Just as we are seeing now the housing market is threatening to put us into a
deflationary spiral. In which other real assets will fall in line with the
monetary conversion value of housing. So no matter what the $ amount is, a
house will be worth 15 cars give or take a car. As A side note, if you can
time the times when they are significantly out of balance you can make some
money. It was once said that in the 1800's an ounce of gold would buy you a
nice suit and that today and ounce of gold will buy you nice suite. This has
held relatively true.

OK, so back to my gripe with the article, why is a mortgage not a form of long
term savings? Because the mortgage reflects the monetary valuation of an asset
at a certain point in time. After that point the monetary valuation of the
asset and the mortgage can diverge. The house still has roughly the save value
(or will adjust to), just not the same cash value. Mortgages are not written
on an index compared to assets so you are exposed to the risk of the asset
adjusting while you have a fixed monetary debt instrument.

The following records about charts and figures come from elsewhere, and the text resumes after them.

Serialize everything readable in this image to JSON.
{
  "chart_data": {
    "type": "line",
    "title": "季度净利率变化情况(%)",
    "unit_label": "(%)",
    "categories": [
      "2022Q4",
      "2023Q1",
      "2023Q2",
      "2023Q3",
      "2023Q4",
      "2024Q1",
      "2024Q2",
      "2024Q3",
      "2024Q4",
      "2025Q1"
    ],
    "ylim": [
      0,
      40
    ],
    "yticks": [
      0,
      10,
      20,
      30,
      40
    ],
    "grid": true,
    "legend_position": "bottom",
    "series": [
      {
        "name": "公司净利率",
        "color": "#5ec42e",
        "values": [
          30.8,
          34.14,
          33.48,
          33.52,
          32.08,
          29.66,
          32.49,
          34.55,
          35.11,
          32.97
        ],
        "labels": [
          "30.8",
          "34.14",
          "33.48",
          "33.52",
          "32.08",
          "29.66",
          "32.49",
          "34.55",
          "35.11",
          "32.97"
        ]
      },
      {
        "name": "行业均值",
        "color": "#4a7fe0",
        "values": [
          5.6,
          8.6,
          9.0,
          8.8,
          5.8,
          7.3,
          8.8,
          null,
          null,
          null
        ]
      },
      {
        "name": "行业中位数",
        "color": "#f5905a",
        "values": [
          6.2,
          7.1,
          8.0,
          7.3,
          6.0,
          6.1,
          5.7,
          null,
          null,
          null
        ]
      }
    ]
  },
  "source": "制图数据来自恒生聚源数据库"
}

This is why, one should be in an all cash or all asset position depending on
the state of the market. In a declining market one should take a cash position
and in an inflationary market one should take an asset position. Timing the
switch is the trick. Conversely, being on either the owning or receiving end
of a debt based security is not the same as being in a cash or real asset
position, no matter the direction of the market, but for some reason people
confuse this in their mind.

Purchasing assets on leverage always exposes you to the risk of adjustment, it
therefore cannot be considered a form of savings as there is not a guaranteed
return as we have witnessed so clearly as of late. One should always be very
cautious when leveraging an asset. They can and do diverge.

Not to mention that leverage causes assets to hype-inflate (bubbles) and then
many times rapidly deflate once over leveraging happens.